Stationary (not moving) balance is reportedly more difficult with the Deuce DES, whereas this seems to have been less of an issue with the Swingbo.

==Style of Ride==
There are several styles or forms of snowboarding. The Half-Pipe and Park Freestyle are the most published forms, but they and All-Mountain (back country) are the least practiced on the mountain. Following is a table that presents these three forms, along with the other two differentiable forms, in terms of the top two parameters that define a preference or aversion to a DES as compared to the classic snowboard. These two parameters are the importance of control and the importance of weight, respectively.

| Style Type | Importance of Control | Importance of Weight |
|---|---|---|
| Half-Pipe | High | High |
| Freestyle Parks | Low | High |
| Freeride | High | Medium |
| Alpine | High | Low |
| All-Mountain | High | Medium |

This indicates that Free-Ride, Alpine and All-Mountain riders might prefer the DES over the classic snowboard, but this has yet to be determined. It is possible that the nascent interest in the Snowboard cross (SBX) and the shift to event indicates an undercurrent of preference.

==Construction==
At this time, only the Deuce DES is a reference for the design parameters and construction, thus the following are Deuce DES specific.

===Boards===
The lay-up construction of the boards is almost identical to the classic snowboard, the significant difference is the thickness profile, which is commonly known as the "flex pattern". The following four board parameters are presented as the variations from the classic parameters:

- Length - 156,160, and 165 are the current lengths.
- Waist Width - The board waists are around 120mm, whereas the system is around 340mm.
- Sidecut - Since the boards uniformly flex, they do not need as dramatic (small) of a sidecut radius as the classic snowboard.

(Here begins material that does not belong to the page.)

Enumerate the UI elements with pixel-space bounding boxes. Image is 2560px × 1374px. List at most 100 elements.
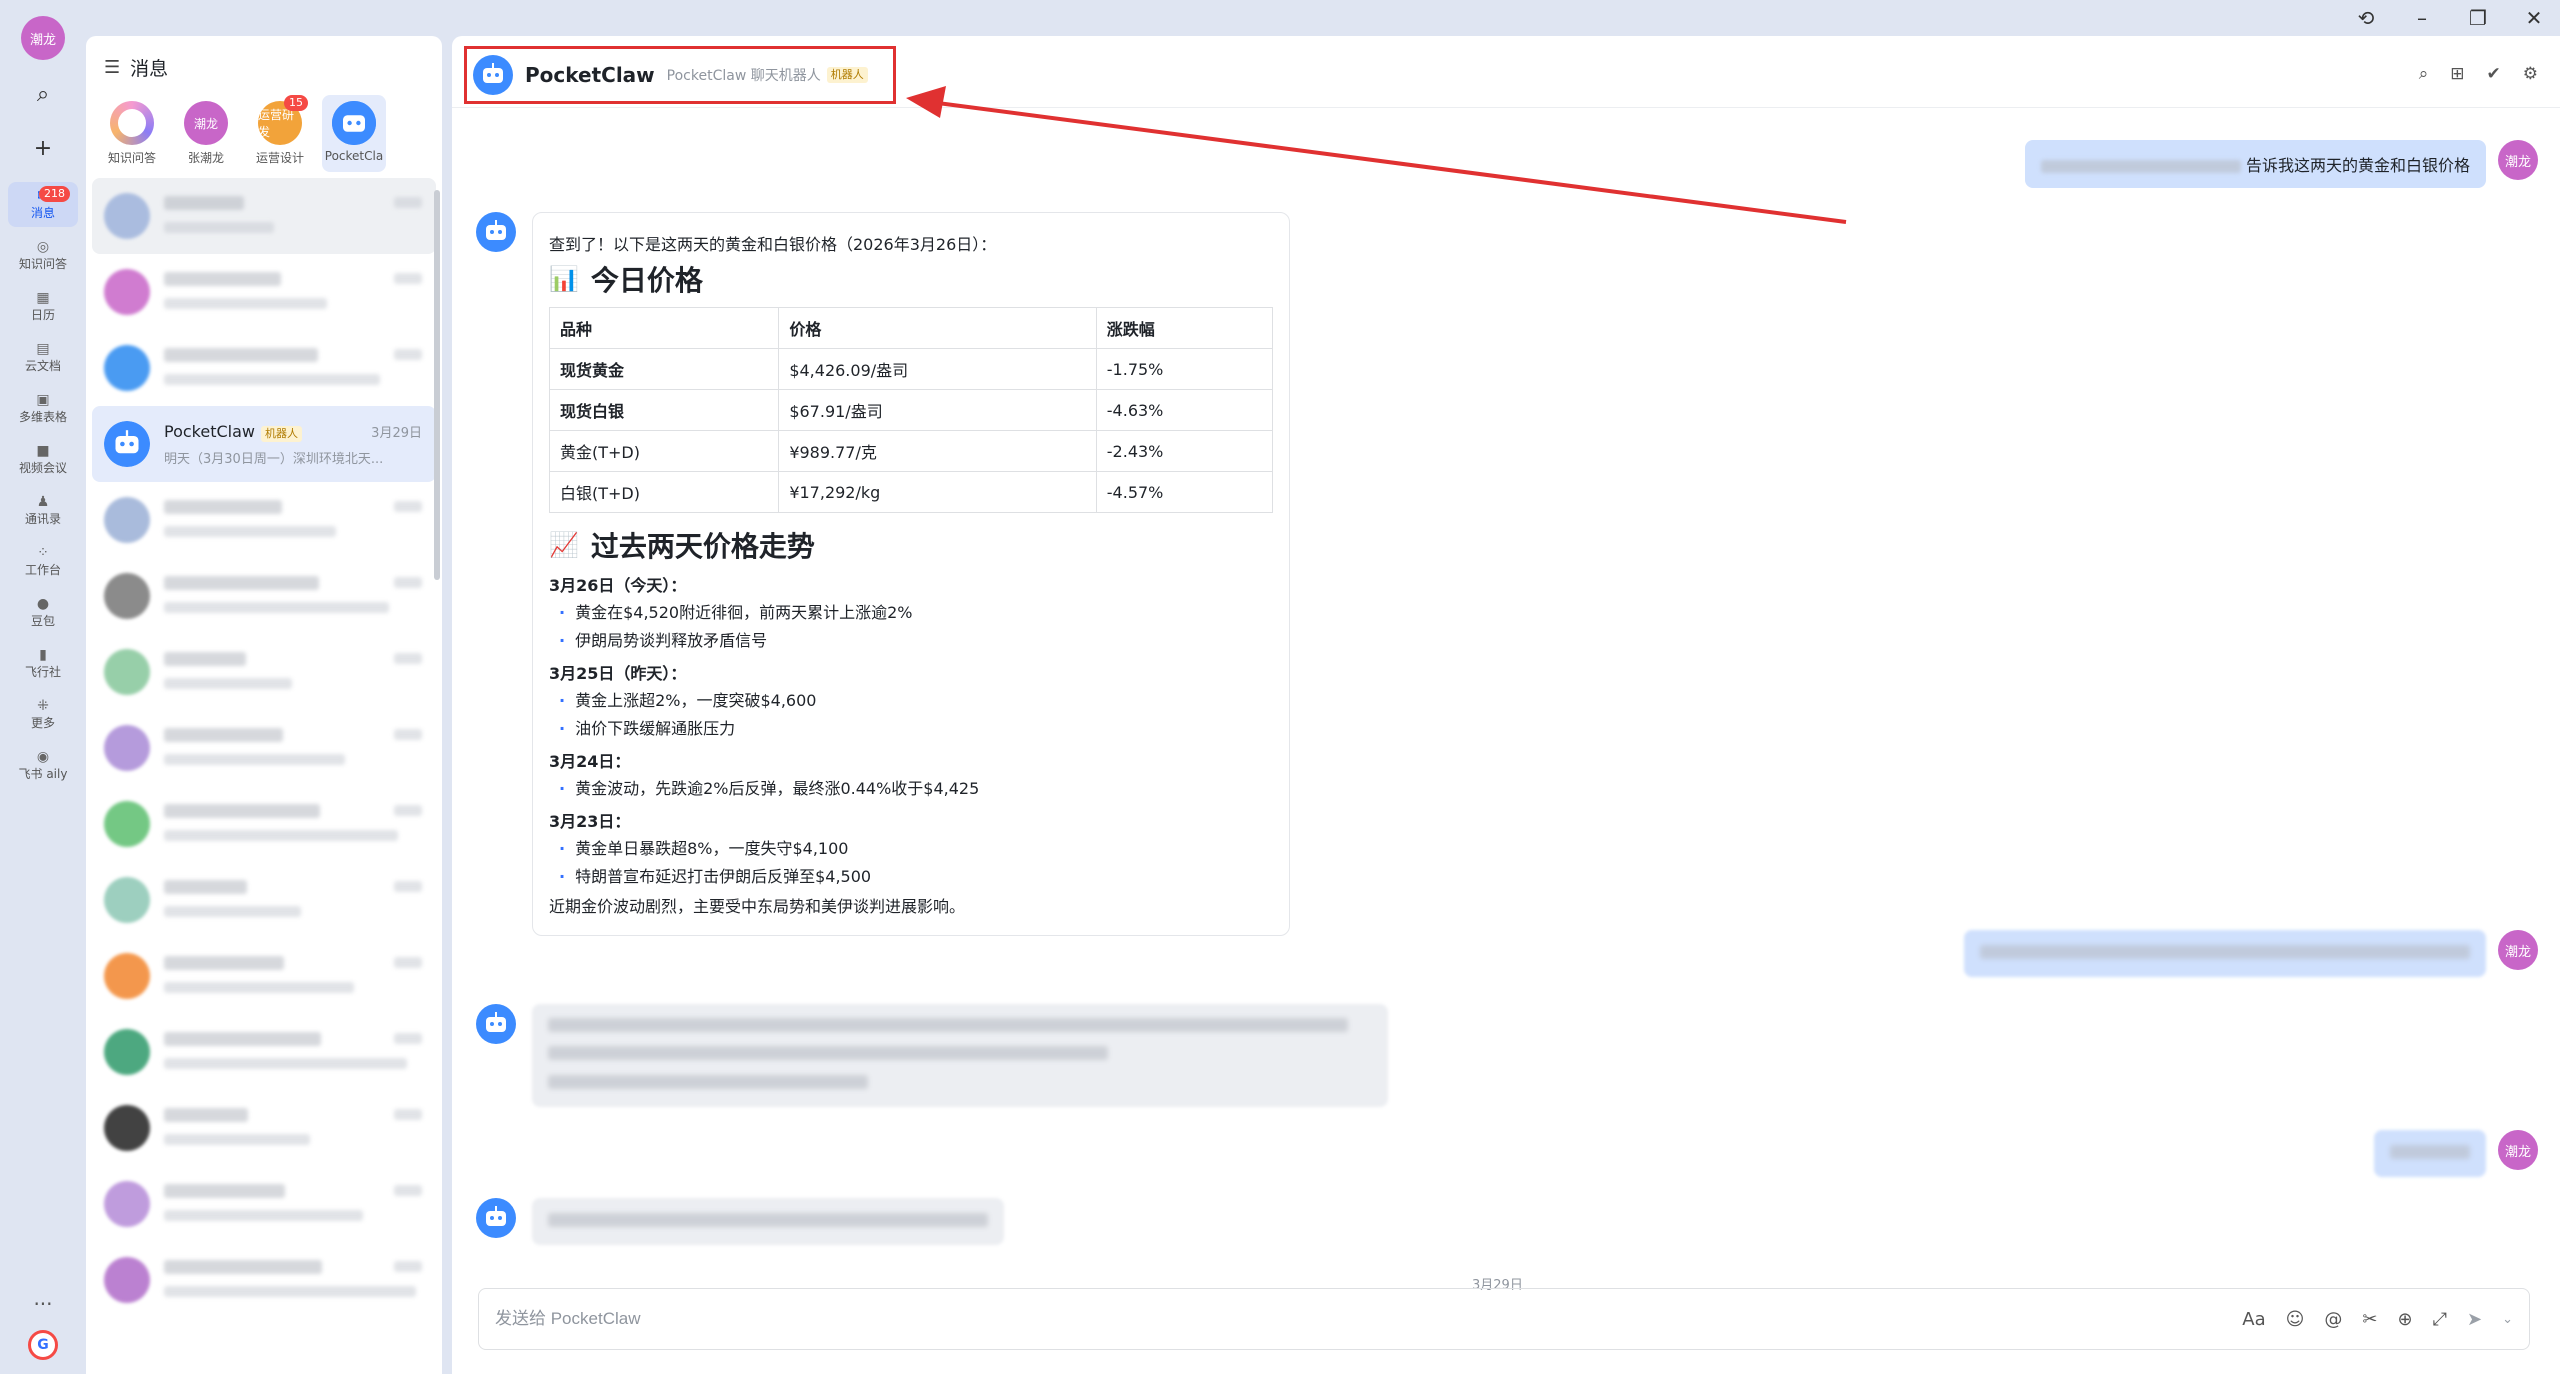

The DES sidecut radius is equivalent to the radii used by parabolic skiis, 14m. Also, the narrow width increases the sidecut length on the order of 10–15 cm.
- Flex - The flex pattern is a uniform bending from the mechanism out.
- Tail/Nose Width - They are around 150 mm. Since the boards are half as wide, that causes the tip geometry to change and the sidecut length to increase.

===Mechanism===
The mechanism is a difficult engineering challenge. First, the mechanism experiences very high moment loads due to the various lever arms through which a riders mass is transferred. However, the design must be as light as possible, while being affordable. Thus, it must have a very high strength to weight ratio that is cost effective. One of the ways the Deuce DES achieves this is by using 7075-T6 Aluminum throughout the mechanism.

The second design challenge is the bearing assemblies. The bearing surfaces must survive high loads (jump landing) and a large number of cycles (years of turning), but they must do this in a harsh environment of water, ice and wind, and again the solution must be affordable. The Deuce DES uses stainless steel pins riding in Teflon coated bushings.